Молодые — почти мальчишки, с пушком над губой. Старые — обветренные, в морщинах, с сединой в усах. Уставшие. Грязные. С замотанными руками и повязками на головах.
Она видела их — и чувствовала, как внутри у неё всё сжимается.
В тугой, болезненный комок.
Не в сердце — в груди, под рёбрами, где-то там, куда она давно запретила себе заглядывать. Комок рос, давил на диафрагму, мешал дышать. Но она не остановилась. Не опустила голову. Не закрыла глаза.
Она прошла мимо них — прямо, как по струне — и толкнула дверь лазарета.

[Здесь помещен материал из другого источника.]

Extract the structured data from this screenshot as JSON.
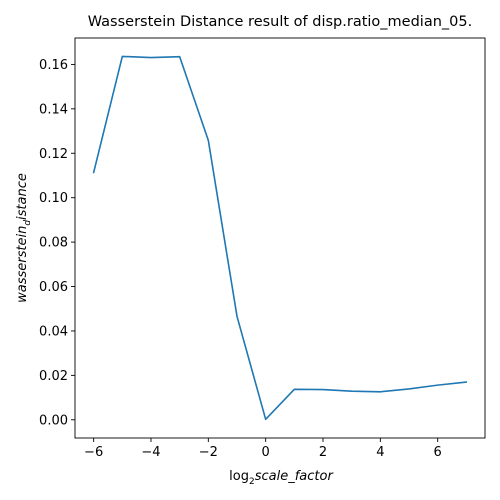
{
  "chart_data": {
    "type": "line",
    "title": "Wasserstein Distance result of disp.ratio_median_05.",
    "xlabel": {
      "prefix": "log",
      "subscript": "2",
      "main": "scale_factor"
    },
    "ylabel": {
      "main": "wasserstein",
      "subscript": "d",
      "suffix": "istance"
    },
    "x": [
      -6,
      -5,
      -4,
      -3,
      -2,
      -1,
      0,
      1,
      2,
      3,
      4,
      5,
      6,
      7
    ],
    "series": [
      {
        "values": [
          0.1113,
          0.1636,
          0.1631,
          0.1635,
          0.1258,
          0.0466,
          0.0002,
          0.0137,
          0.0136,
          0.0129,
          0.0126,
          0.0139,
          0.0156,
          0.017
        ],
        "color": "#1f77b4"
      }
    ],
    "xlim": [
      -6.65,
      7.65
    ],
    "ylim": [
      -0.0082,
      0.1719
    ],
    "xticks": [
      -6,
      -4,
      -2,
      0,
      2,
      4,
      6
    ],
    "xtick_labels": [
      "−6",
      "−4",
      "−2",
      "0",
      "2",
      "4",
      "6"
    ],
    "yticks": [
      0.0,
      0.02,
      0.04,
      0.06,
      0.08,
      0.1,
      0.12,
      0.14,
      0.16
    ],
    "ytick_labels": [
      "0.00",
      "0.02",
      "0.04",
      "0.06",
      "0.08",
      "0.10",
      "0.12",
      "0.14",
      "0.16"
    ],
    "grid": false,
    "legend": "none"
  }
}
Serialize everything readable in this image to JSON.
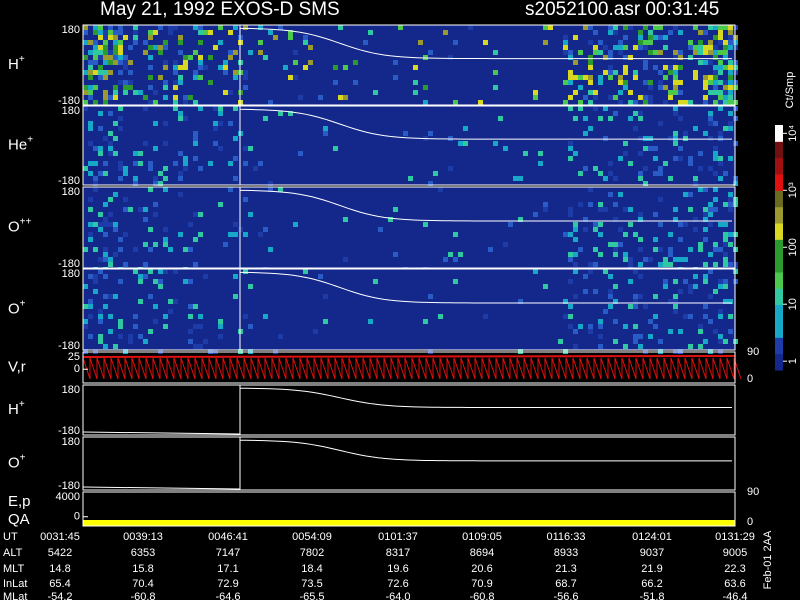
{
  "chart_data": {
    "type": "spectrogram",
    "title": "May 21, 1992   EXOS-D SMS",
    "subtitle": "s2052100.asr  00:31:45",
    "panels": [
      {
        "label": "H",
        "label_sup": "+",
        "ylim": [
          -180,
          180
        ],
        "yticks": [
          180,
          -180
        ]
      },
      {
        "label": "He",
        "label_sup": "+",
        "ylim": [
          -180,
          180
        ],
        "yticks": [
          180,
          -180
        ]
      },
      {
        "label": "O",
        "label_sup": "++",
        "ylim": [
          -180,
          180
        ],
        "yticks": [
          180,
          -180
        ]
      },
      {
        "label": "O",
        "label_sup": "+",
        "ylim": [
          -180,
          180
        ],
        "yticks": [
          180,
          -180
        ]
      },
      {
        "label": "V,r",
        "ylim": [
          -20,
          25
        ],
        "yticks": [
          25,
          0
        ],
        "y2lim": [
          0,
          90
        ],
        "y2ticks": [
          90,
          0
        ]
      },
      {
        "label": "H",
        "label_sup": "+",
        "ylim": [
          -180,
          180
        ],
        "yticks": [
          180,
          -180
        ]
      },
      {
        "label": "O",
        "label_sup": "+",
        "ylim": [
          -180,
          180
        ],
        "yticks": [
          180,
          -180
        ]
      },
      {
        "label": "E,p",
        "label2": "QA",
        "ylim": [
          -1500,
          4000
        ],
        "yticks": [
          4000,
          0
        ],
        "y2lim": [
          0,
          90
        ],
        "y2ticks": [
          90,
          0
        ]
      }
    ],
    "colorbar": {
      "label": "Ct/Smp",
      "log_scale": true,
      "ylim": [
        0.7,
        14000
      ],
      "ticks": [
        {
          "value": 1,
          "label": "1"
        },
        {
          "value": 10,
          "label": "10"
        },
        {
          "value": 100,
          "label": "100"
        },
        {
          "value": 1000,
          "label": "10³"
        },
        {
          "value": 10000,
          "label": "10⁴"
        }
      ]
    },
    "table": {
      "rows": [
        {
          "label": "UT",
          "values": [
            "0031:45",
            "0039:13",
            "0046:41",
            "0054:09",
            "0101:37",
            "0109:05",
            "0116:33",
            "0124:01",
            "0131:29"
          ]
        },
        {
          "label": "ALT",
          "values": [
            "5422",
            "6353",
            "7147",
            "7802",
            "8317",
            "8694",
            "8933",
            "9037",
            "9005"
          ]
        },
        {
          "label": "MLT",
          "values": [
            "14.8",
            "15.8",
            "17.1",
            "18.4",
            "19.6",
            "20.6",
            "21.3",
            "21.9",
            "22.3"
          ]
        },
        {
          "label": "InLat",
          "values": [
            "65.4",
            "70.4",
            "72.9",
            "73.5",
            "72.6",
            "70.9",
            "68.7",
            "66.2",
            "63.6"
          ]
        },
        {
          "label": "MLat",
          "values": [
            "-54.2",
            "-60.8",
            "-64.6",
            "-65.5",
            "-64.0",
            "-60.8",
            "-56.6",
            "-51.8",
            "-46.4"
          ]
        }
      ]
    },
    "footnote": "Feb-01 2AA"
  }
}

Внутри было всё как обычно.
Шум, стоны, суета. Санитары сновали между койками с тазами и бинтами. Кто-то кричал в бреду. Кто-то тихо, по-бабьи, подвывал от боли. Лампы коптили, воздух был спёртым, пахло карболкой, гноем и потом.
Ничего не изменилось.
Мир внутри лазарета продолжал вращаться по своим законам, потому что раненые не ждут. Боль не берёт выходных. Смерть не объявляет перерыв на эвакуацию.

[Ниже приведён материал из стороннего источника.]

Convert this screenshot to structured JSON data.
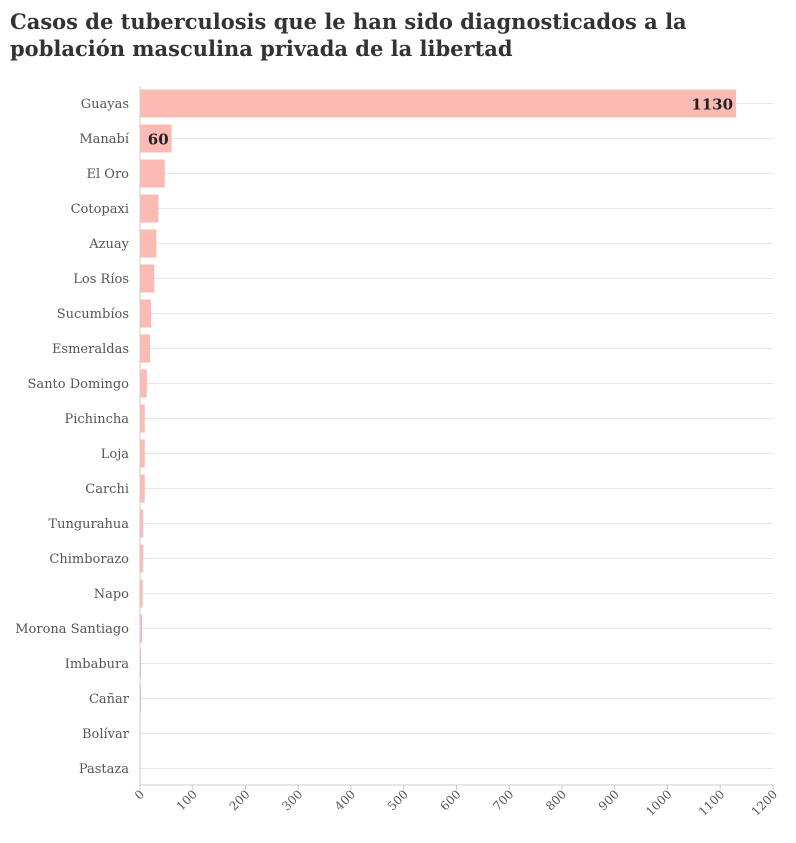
{
  "chart_data": {
    "type": "bar",
    "orientation": "horizontal",
    "title": "Casos de tuberculosis que le han sido diagnosticados a la población masculina privada de la libertad",
    "categories": [
      "Guayas",
      "Manabí",
      "El Oro",
      "Cotopaxi",
      "Azuay",
      "Los Ríos",
      "Sucumbíos",
      "Esmeraldas",
      "Santo Domingo",
      "Pichincha",
      "Loja",
      "Carchi",
      "Tungurahua",
      "Chimborazo",
      "Napo",
      "Morona Santiago",
      "Imbabura",
      "Cañar",
      "Bolívar",
      "Pastaza"
    ],
    "values": [
      1130,
      60,
      47,
      35,
      31,
      27,
      21,
      19,
      13,
      9,
      9,
      9,
      6,
      6,
      5,
      4,
      2,
      2,
      1,
      0
    ],
    "data_labels": [
      {
        "category": "Guayas",
        "text": "1130"
      },
      {
        "category": "Manabí",
        "text": "60"
      }
    ],
    "xlim": [
      0,
      1200
    ],
    "x_ticks": [
      0,
      100,
      200,
      300,
      400,
      500,
      600,
      700,
      800,
      900,
      1000,
      1100,
      1200
    ],
    "xlabel": "",
    "ylabel": "",
    "grid": true,
    "bar_color": "#fbbab4"
  }
}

Ли Цзи сделала несколько шагов вглубь.
Остановилась. Посмотрела на ряды коек — туда, где лежали те, кого она штопала, перевязывала, вытаскивала с того света. Те, кого она знала по именам. Те, чьи руки сжимала, когда они умирали. Те, кто выжил — пока что.
Она отдала пару спокойных распоряжений санитарам.
— Воды в третью палату. Перевязочный материал — на стол. Иванова — подготовить к повторной операции, вечером.
Голос — ровный, как всегда. Никто ничего не заметил.
Она отошла к окну — зарешёченному, с мутными стёклами. Встала спиной к палате. Положила руки на подоконник. Сжала пальцы так, что побелели костяшки.
За окном всё так же кружил немецкий разведчик.
Стервятник не улетал. Он знал.
Она стояла так минуту. Или две. Или вечность.
Потом выпрямилась, поправила косынку и пошла к столу — готовить списки эвакуируемых. Тех, кто имел шанс. И тех, кто останется здесь, под бетонными сводами, которые вот-вот взлетят на воздух.
Слёз не было.
Она разучилась плачать ещё в Харбине, когда хоронила отца.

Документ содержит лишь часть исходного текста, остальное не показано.